Cory Asbury - Dear God Lyrics
Lyrics
Dear God,
I’ve been trying awful hard to make You proud of me
But it seems
The harder that I try the harder it becomes
And I feel like giving up
Most of the time
Dear God,
I’ve been chasing their approval and it’s killing me
And I know
The more I to try to prove
The less I have to show
And I’m stuck inside my head
Most of the time
If I pray a little harder
If I follow all the rules
I wonder could I ever be enough
I try and I try
Just to fall back down again
And I ask myself why
Do I try to chase the wind
I should lean into the mystery
Maybe hope is found in a melody
So I wanna try again
Yeah, I’m gonna try again
Dear child,
I hope you know how much I love you and I’m proud of you
Please believe
The thoughts I have for you will never change or fade away
When you felt like giving up
I never did
I’m not scared of imperfections
Or the questions in your head
Just know that you have always been enough
You tried and you tried
And I saw you wrestle with
Every how, every why...
I was right there listening
So just fall into the mystery
I’ll meet you in the melody
So please try just to try again
So child would you try again
My child you can love again
Video
Dear God - Cory Asbury | To Love A Fool
Meaning & Inspiration
Cory Asbury’s "Dear God" is a rare instance where the writer understands that a song’s structure needs to mirror the exhausting cycle of performance. Most tracks in this genre suffer from lyrical bloat—repeating the chorus until the meaning is diluted into background noise. Here, the repetition actually works. By circling the drain of "trying," Asbury captures the claustrophobia of religion-as-a-meritocracy. It doesn't feel like a filler; it feels like a man stuck in a loop.
The Power Line sits at the shift: "I never did."
It arrives in the second half, the divine response to the narrator’s confession, "When you felt like giving up / I never did." That’s the weight of the song. It dismantles the entire premise of the first half, where the protagonist is gasping for air, trying to earn affection through behavior modification. In three words, Asbury shifts the focus from human endurance to divine presence. It echoes Psalm 139—the idea that even when we are running, or failing, or spiraling in our own heads, we aren't actually outside the sightline of the Creator.
As an editor, I usually cut the "if I pray a little harder" lines because they feel like standard-issue struggle. But here, they keep the listener tethered to the reality of the burnout. We all have a list of criteria we think we need to meet before we’re allowed to approach God. We treat grace like a promotion we’re waiting to earn at a job we’re already failing at.
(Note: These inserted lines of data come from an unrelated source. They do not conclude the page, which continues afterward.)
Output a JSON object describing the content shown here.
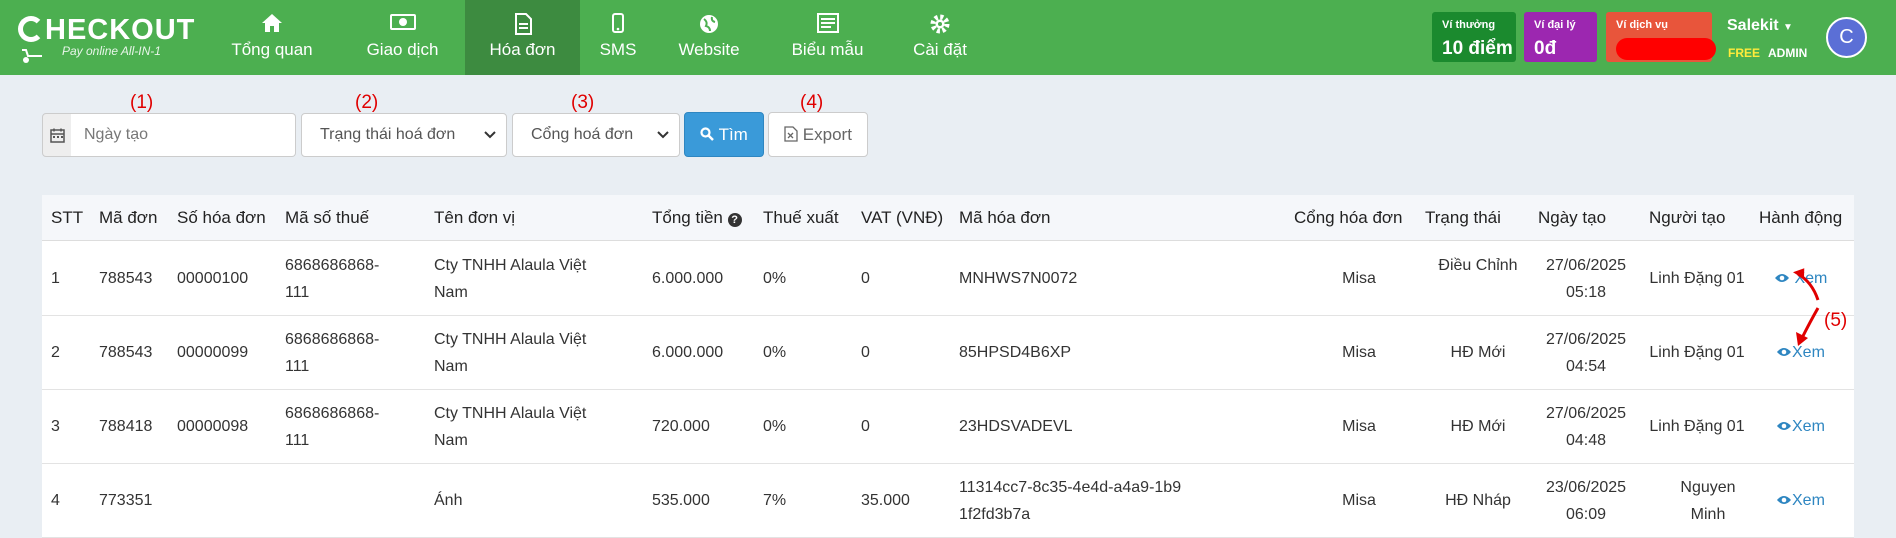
{
  "logo": {
    "title": "HECKOUT",
    "subtitle": "Pay online All-IN-1"
  },
  "nav": [
    {
      "label": "Tổng quan",
      "icon": "home-icon"
    },
    {
      "label": "Giao dịch",
      "icon": "money-icon"
    },
    {
      "label": "Hóa đơn",
      "icon": "file-icon",
      "active": true
    },
    {
      "label": "SMS",
      "icon": "mobile-icon"
    },
    {
      "label": "Website",
      "icon": "globe-icon"
    },
    {
      "label": "Biểu mẫu",
      "icon": "form-icon"
    },
    {
      "label": "Cài đặt",
      "icon": "gear-icon"
    }
  ],
  "wallets": [
    {
      "title": "Ví thưởng",
      "value": "10 điểm",
      "color": "#1b8a2e"
    },
    {
      "title": "Ví đại lý",
      "value": "0đ",
      "color": "#9c27b0"
    },
    {
      "title": "Ví dịch vụ",
      "value": "",
      "color": "#e8553b"
    }
  ],
  "user": {
    "name": "Salekit",
    "plan": "FREE",
    "role": "ADMIN",
    "initial": "C"
  },
  "filters": {
    "date_placeholder": "Ngày tạo",
    "status_select": "Trạng thái hoá đơn",
    "gateway_select": "Cổng hoá đơn",
    "search_label": "Tìm",
    "export_label": "Export"
  },
  "annotations": [
    "(1)",
    "(2)",
    "(3)",
    "(4)",
    "(5)"
  ],
  "table": {
    "headers": [
      "STT",
      "Mã đơn",
      "Số hóa đơn",
      "Mã số thuế",
      "Tên đơn vị",
      "Tổng tiền",
      "Thuế xuất",
      "VAT (VNĐ)",
      "Mã hóa đơn",
      "Cổng hóa đơn",
      "Trạng thái",
      "Ngày tạo",
      "Người tạo",
      "Hành động"
    ],
    "rows": [
      {
        "stt": "1",
        "ma_don": "788543",
        "so_hd": "00000100",
        "mst": "6868686868-111",
        "ten": "Cty TNHH Alaula Việt Nam",
        "tong": "6.000.000",
        "thue": "0%",
        "vat": "0",
        "ma_hd": "MNHWS7N0072",
        "cong": "Misa",
        "trang_thai": "Điều Chỉnh",
        "ngay": "27/06/2025 05:18",
        "nguoi": "Linh Đặng 01",
        "action": "Xem"
      },
      {
        "stt": "2",
        "ma_don": "788543",
        "so_hd": "00000099",
        "mst": "6868686868-111",
        "ten": "Cty TNHH Alaula Việt Nam",
        "tong": "6.000.000",
        "thue": "0%",
        "vat": "0",
        "ma_hd": "85HPSD4B6XP",
        "cong": "Misa",
        "trang_thai": "HĐ Mới",
        "ngay": "27/06/2025 04:54",
        "nguoi": "Linh Đặng 01",
        "action": "Xem"
      },
      {
        "stt": "3",
        "ma_don": "788418",
        "so_hd": "00000098",
        "mst": "6868686868-111",
        "ten": "Cty TNHH Alaula Việt Nam",
        "tong": "720.000",
        "thue": "0%",
        "vat": "0",
        "ma_hd": "23HDSVADEVL",
        "cong": "Misa",
        "trang_thai": "HĐ Mới",
        "ngay": "27/06/2025 04:48",
        "nguoi": "Linh Đặng 01",
        "action": "Xem"
      },
      {
        "stt": "4",
        "ma_don": "773351",
        "so_hd": "",
        "mst": "",
        "ten": "Ánh",
        "tong": "535.000",
        "thue": "7%",
        "vat": "35.000",
        "ma_hd": "11314cc7-8c35-4e4d-a4a9-1b91f2fd3b7a",
        "cong": "Misa",
        "trang_thai": "HĐ Nháp",
        "ngay": "23/06/2025 06:09",
        "nguoi": "Nguyen Minh",
        "action": "Xem"
      }
    ]
  }
}
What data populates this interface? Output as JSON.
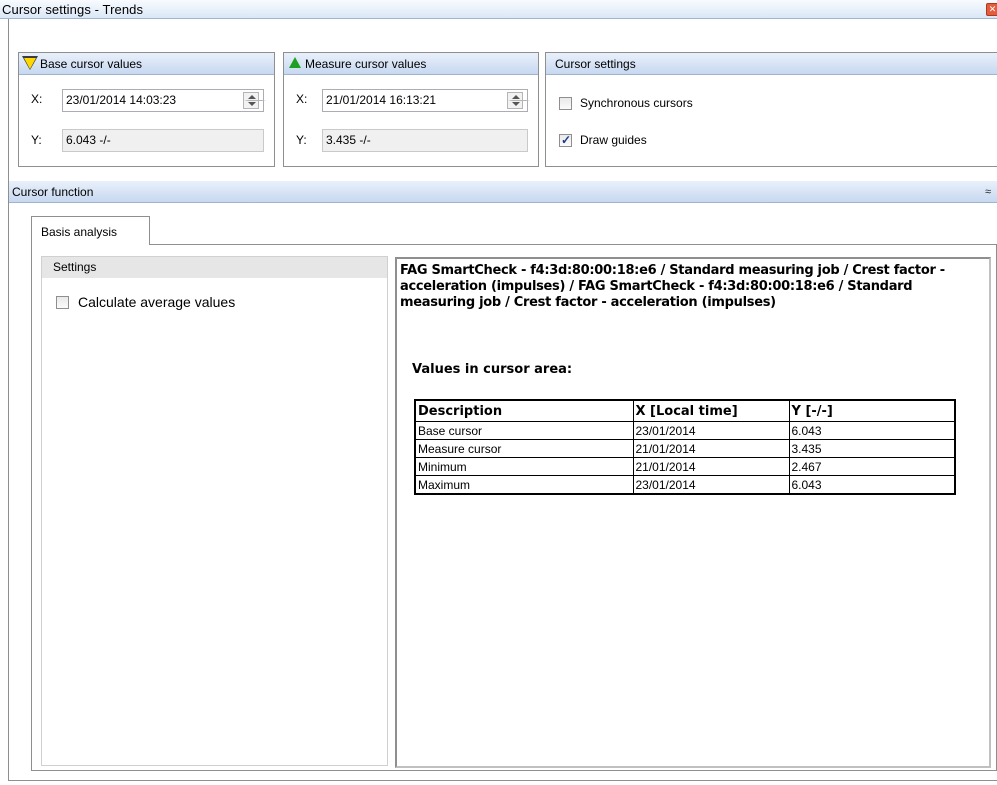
{
  "window": {
    "title": "Cursor settings - Trends",
    "close_glyph": "✕"
  },
  "base_cursor": {
    "header": "Base cursor values",
    "x_label": "X:",
    "x_value": "23/01/2014 14:03:23",
    "y_label": "Y:",
    "y_value": "6.043 -/-"
  },
  "measure_cursor": {
    "header": "Measure cursor values",
    "x_label": "X:",
    "x_value": "21/01/2014 16:13:21",
    "y_label": "Y:",
    "y_value": "3.435 -/-"
  },
  "cursor_settings": {
    "header": "Cursor settings",
    "synchronous": {
      "label": "Synchronous cursors",
      "checked": false
    },
    "draw_guides": {
      "label": "Draw guides",
      "checked": true
    }
  },
  "cursor_function": {
    "header": "Cursor function",
    "collapse_glyph": "≈",
    "tabs": [
      {
        "label": "Basis analysis",
        "selected": true
      }
    ],
    "settings": {
      "header": "Settings",
      "average": {
        "label": "Calculate average values",
        "checked": false
      }
    },
    "report": {
      "title": "FAG SmartCheck - f4:3d:80:00:18:e6 / Standard measuring job / Crest factor - acceleration (impulses) / FAG SmartCheck - f4:3d:80:00:18:e6 / Standard measuring job / Crest factor - acceleration (impulses)",
      "subtitle": "Values in cursor area:",
      "columns": [
        "Description",
        "X [Local time]",
        "Y [-/-]"
      ],
      "rows": [
        [
          "Base cursor",
          "23/01/2014",
          "6.043"
        ],
        [
          "Measure cursor",
          "21/01/2014",
          "3.435"
        ],
        [
          "Minimum",
          "21/01/2014",
          "2.467"
        ],
        [
          "Maximum",
          "23/01/2014",
          "6.043"
        ]
      ]
    }
  },
  "colors": {
    "header_gradient_top": "#e9f0fb",
    "header_gradient_bottom": "#c7d8f0",
    "base_marker": "#ffd800",
    "measure_marker": "#1fa023"
  }
}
There’s a tension in the lyrics that I appreciate: the shift from "chasing the wind" to "leaning into the mystery." It’s an admission that we don’t actually have the answers. We are bad at being human, and we are even worse at playing god. Yet, the song doesn't provide a tidy resolution. It ends on an invitation to "try again." Not to try to "be good" again, but to try to receive the love that was already there.
There is something uncomfortable about the line, "I’m not scared of imperfections / Or the questions in your head." Most of us operate under the assumption that God is waiting for us to finish our homework before He’ll engage with us. Asbury suggests the opposite—that God is watching the "wrestle" with a calm patience that feels almost offensive to our work-hard-play-hard sensibilities.
It’s messy. It’s unpolished. It captures the frantic, repetitive nature of a mind that thinks it’s responsible for its own salvation. If you’re looking for a victory lap, this isn't it. But if you’re looking for the moment the cycle of exhaustion finally breaks, it’s right there in the quiet pivot of the second half.